Max Hobart, conducting image
Max Hobart

Greg met Max Hobart, the conductor of the Wellesley Symphony Orchestra, through a cello player in that ensemble. Max Hobart has conducted at least one of Greg’s compositions with either his Wellesley Symphony Orchestra or his Boston Civic Symphony Orchestra every year since 2004. He continues to commission Greg to write music for his orchestras. Greg was selected as the “Composer in Residence” for the Wellesley Symphony Orchestra in 2006 and 2007. Max Hobart also serves as a mentor to Greg, offering advice and critiques to encourage his development as a composer.

Greg has partnered with Tom Madden of Westwood, MA, who serves as his arranger and orchestrator. Mr. Madden assists Greg with his knowledge of individual instruments, harmony, and counterpoint.

Greg’s major works since the symphony include “Calendar of Dances”, a ballet depicting his impressions of the months of the year. Portions of this work have been recorded on DVD by The Hope Boykin Dancers of New York City.

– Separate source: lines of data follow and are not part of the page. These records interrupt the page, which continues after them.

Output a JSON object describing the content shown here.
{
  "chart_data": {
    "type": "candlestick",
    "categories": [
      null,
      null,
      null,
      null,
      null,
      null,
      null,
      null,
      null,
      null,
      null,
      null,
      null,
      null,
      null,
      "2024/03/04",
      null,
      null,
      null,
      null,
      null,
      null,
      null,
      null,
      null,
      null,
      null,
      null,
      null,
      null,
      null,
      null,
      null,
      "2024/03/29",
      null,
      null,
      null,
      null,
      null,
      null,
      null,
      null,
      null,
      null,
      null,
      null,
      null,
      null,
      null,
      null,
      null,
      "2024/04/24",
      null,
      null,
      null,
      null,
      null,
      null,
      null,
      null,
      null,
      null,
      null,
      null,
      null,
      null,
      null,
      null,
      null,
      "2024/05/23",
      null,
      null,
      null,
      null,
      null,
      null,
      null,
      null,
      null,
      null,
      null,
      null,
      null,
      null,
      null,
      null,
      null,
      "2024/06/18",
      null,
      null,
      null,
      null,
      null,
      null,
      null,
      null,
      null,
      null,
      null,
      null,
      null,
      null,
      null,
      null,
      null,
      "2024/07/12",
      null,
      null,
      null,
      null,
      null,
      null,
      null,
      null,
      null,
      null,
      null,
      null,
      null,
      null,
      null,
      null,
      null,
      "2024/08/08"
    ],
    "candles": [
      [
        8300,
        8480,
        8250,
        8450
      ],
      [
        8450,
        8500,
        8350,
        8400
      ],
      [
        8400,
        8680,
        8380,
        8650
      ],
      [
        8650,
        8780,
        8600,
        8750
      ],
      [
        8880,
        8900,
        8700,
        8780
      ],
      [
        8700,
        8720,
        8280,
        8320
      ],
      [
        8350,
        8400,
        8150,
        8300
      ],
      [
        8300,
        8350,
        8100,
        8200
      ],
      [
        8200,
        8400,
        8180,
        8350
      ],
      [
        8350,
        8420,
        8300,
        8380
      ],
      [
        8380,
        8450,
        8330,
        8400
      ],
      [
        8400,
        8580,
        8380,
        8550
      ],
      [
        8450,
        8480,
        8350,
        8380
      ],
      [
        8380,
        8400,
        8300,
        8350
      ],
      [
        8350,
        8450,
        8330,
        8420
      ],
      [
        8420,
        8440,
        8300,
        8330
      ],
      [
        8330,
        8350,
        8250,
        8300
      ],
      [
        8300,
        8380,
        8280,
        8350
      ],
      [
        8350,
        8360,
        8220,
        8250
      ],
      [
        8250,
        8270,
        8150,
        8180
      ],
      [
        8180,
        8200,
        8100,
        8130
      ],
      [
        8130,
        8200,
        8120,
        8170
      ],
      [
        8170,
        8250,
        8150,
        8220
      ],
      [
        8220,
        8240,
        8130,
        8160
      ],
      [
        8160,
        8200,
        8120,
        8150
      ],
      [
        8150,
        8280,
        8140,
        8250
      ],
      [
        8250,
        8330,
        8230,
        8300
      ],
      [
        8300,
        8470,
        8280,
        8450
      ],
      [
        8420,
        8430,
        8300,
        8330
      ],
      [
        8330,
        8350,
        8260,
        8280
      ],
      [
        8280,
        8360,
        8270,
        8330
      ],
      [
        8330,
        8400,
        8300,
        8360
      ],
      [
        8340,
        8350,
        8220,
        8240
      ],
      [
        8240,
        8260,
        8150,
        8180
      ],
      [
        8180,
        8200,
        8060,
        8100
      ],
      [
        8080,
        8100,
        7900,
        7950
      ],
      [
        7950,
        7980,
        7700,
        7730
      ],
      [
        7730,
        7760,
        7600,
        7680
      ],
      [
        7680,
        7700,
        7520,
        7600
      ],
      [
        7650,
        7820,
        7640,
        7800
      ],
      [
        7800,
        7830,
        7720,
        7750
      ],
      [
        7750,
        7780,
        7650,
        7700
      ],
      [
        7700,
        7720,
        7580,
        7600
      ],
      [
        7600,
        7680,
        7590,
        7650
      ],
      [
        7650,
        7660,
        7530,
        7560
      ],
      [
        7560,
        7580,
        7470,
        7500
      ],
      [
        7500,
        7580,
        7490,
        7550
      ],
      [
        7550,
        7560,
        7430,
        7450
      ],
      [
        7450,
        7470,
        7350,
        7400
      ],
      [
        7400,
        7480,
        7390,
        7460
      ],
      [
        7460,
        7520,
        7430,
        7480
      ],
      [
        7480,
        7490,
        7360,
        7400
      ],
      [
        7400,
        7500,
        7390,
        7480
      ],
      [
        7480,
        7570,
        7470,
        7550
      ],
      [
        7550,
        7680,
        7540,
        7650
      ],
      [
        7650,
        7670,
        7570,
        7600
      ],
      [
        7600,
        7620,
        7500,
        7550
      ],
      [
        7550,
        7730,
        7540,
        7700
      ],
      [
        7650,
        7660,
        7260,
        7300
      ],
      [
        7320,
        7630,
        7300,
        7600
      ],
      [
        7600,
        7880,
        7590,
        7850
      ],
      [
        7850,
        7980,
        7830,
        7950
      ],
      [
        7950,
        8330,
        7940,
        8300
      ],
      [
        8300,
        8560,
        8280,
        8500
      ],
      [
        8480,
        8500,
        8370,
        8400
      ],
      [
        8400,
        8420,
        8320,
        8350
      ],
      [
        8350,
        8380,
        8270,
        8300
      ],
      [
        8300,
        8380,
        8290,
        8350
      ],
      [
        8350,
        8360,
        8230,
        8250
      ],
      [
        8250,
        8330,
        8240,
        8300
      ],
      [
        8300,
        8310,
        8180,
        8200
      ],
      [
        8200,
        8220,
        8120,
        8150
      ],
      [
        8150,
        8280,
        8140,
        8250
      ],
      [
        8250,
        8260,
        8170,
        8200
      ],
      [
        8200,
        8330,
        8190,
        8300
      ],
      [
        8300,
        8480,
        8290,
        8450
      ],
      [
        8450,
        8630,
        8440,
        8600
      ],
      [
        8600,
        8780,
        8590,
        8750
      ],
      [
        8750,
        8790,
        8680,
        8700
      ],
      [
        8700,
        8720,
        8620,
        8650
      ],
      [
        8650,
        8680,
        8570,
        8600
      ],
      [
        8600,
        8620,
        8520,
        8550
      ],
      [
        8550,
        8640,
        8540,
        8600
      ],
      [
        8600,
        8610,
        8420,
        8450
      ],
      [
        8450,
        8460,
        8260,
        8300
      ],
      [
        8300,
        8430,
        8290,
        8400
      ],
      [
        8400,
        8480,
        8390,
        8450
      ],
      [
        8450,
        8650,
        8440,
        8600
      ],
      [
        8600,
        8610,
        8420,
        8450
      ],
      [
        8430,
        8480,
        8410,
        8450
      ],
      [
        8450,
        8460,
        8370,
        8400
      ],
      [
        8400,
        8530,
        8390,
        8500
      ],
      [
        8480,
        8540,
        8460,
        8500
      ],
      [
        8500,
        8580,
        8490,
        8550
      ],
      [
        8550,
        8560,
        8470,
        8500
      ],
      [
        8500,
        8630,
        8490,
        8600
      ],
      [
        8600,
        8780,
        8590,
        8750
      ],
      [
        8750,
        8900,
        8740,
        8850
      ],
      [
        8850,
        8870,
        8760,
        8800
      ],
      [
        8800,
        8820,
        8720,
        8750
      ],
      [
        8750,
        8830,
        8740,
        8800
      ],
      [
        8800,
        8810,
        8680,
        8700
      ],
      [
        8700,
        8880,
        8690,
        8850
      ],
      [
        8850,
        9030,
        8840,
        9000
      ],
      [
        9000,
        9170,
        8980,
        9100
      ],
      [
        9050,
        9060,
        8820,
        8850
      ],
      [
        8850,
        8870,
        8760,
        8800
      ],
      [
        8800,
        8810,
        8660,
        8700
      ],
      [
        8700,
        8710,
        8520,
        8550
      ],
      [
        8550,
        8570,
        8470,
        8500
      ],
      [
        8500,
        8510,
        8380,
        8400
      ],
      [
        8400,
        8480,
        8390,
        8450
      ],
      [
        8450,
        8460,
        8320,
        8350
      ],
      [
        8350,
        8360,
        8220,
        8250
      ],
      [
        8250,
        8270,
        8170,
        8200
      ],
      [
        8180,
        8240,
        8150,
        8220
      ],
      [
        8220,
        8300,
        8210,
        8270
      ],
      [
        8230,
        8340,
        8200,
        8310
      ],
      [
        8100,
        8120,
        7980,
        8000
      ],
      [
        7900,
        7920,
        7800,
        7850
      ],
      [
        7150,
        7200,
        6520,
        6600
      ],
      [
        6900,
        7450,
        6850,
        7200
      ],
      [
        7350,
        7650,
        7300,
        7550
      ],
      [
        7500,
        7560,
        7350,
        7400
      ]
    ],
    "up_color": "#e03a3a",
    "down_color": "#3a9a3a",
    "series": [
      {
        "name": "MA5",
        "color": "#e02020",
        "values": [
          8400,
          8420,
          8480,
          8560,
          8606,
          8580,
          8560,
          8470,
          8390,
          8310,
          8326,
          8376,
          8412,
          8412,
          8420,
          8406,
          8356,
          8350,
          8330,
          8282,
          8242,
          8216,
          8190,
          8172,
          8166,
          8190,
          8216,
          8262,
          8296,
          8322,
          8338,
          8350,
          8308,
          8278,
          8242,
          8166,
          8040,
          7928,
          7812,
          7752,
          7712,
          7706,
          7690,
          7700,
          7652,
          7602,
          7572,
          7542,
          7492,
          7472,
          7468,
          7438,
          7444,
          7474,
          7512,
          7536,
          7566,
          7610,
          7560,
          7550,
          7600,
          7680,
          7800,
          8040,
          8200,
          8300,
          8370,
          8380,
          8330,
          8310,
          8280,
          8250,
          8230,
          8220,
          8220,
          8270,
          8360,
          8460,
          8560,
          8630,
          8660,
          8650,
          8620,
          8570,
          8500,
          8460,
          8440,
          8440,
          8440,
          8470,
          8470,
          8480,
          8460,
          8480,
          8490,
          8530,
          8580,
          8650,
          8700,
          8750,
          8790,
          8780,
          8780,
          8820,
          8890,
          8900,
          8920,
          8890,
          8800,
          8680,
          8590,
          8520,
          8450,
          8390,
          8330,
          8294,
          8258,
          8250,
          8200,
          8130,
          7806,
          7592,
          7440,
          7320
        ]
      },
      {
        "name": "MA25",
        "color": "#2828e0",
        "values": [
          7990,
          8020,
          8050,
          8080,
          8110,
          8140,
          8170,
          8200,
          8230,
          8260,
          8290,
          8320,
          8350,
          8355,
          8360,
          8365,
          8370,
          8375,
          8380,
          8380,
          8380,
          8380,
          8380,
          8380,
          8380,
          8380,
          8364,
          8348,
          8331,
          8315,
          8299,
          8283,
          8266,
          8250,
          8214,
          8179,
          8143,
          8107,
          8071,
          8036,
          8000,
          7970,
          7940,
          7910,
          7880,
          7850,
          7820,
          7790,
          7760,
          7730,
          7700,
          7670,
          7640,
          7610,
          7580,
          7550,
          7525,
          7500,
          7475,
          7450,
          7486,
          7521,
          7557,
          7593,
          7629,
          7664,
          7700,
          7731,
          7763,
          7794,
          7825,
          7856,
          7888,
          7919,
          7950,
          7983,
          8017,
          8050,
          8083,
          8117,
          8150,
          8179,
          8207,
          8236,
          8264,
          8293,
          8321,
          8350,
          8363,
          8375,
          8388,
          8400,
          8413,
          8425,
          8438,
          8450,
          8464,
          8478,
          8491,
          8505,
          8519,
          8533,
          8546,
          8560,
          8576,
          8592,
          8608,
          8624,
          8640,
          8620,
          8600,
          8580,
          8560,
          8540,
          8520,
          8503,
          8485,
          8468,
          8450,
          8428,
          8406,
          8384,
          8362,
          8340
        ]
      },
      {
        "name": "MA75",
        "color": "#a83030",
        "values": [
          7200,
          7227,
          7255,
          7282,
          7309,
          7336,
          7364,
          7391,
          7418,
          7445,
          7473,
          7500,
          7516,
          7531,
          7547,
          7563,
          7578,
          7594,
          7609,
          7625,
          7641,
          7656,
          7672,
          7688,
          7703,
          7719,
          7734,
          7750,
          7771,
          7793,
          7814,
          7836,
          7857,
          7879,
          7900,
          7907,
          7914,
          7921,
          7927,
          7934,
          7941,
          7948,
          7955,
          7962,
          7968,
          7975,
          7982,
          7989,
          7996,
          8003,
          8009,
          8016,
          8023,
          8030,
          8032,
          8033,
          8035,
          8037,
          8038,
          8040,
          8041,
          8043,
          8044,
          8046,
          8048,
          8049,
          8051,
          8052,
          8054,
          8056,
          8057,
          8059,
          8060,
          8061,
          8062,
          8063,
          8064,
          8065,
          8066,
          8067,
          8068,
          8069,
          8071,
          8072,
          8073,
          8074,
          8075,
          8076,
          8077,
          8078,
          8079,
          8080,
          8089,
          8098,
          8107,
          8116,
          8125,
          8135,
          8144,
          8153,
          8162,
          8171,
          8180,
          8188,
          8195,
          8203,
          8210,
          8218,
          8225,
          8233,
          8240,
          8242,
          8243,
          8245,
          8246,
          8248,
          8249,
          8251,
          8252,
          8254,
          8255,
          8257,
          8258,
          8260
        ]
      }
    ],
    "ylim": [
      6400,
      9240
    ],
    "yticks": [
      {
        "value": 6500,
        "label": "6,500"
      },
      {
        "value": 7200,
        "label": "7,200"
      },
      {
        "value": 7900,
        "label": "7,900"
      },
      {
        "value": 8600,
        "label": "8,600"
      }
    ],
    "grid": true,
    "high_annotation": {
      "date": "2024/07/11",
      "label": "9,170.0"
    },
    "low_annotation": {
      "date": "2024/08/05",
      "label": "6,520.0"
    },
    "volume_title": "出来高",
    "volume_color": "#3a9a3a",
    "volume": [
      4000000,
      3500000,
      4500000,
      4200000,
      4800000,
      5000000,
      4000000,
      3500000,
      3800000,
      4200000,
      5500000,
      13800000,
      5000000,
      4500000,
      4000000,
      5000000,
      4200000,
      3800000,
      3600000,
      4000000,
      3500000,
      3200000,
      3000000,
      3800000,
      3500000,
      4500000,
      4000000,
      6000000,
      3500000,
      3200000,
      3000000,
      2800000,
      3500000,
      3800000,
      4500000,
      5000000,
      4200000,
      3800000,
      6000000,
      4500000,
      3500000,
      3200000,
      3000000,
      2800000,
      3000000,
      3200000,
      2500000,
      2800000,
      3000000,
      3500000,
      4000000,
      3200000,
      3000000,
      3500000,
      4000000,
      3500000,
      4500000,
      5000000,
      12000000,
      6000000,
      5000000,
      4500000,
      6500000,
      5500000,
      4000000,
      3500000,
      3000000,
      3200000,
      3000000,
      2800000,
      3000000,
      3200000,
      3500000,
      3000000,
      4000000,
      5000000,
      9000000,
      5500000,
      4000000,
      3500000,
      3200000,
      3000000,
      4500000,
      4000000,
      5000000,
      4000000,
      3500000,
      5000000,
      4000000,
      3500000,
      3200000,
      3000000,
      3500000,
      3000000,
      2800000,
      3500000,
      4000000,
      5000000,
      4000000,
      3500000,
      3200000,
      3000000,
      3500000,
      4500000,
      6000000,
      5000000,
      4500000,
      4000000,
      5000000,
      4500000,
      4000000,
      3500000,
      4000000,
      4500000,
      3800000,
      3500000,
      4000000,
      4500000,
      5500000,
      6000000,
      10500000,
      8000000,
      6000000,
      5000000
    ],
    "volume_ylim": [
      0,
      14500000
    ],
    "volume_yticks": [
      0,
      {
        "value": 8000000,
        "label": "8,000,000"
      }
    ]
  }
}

He has also written “American Sketchbook”, a concert piece depicting the settling of America, and “Tranquillity” a collection of quiet mood compositions. He has also written many love songs for both male and female voices. He was commissioned to write “Sleigh Ride” for a holiday concert and “Irish Stew”, complete with an Irish jig and reel, for a celebration of the Irish for Saint Patrick’s Day. The Dover Church asked him to write a new piece in celebration of it’s 250th anniversary called “I Thank the Lord for Saving Me”.

Greg has been featured on ABC News PrimeTime Live, a BBC documentary with Oliver Sacks, NECN with Chet Curtis, and the Middle Eastern Broadcast Network. There have also been several newspaper and magazine articles on Mr. Rice including the Boston Globe, and Wicked Local Dover-Sherborn Magazine, and the Lynchburg Alumni Magazine. Greg is often a featured speaker for Parkinson’s support groups, medical community groups, and civic organizations.

Greg’s most recent focus is on composing underscore music for television and film with a minimalist approach utilizing piano, guitar, and a small orchestra.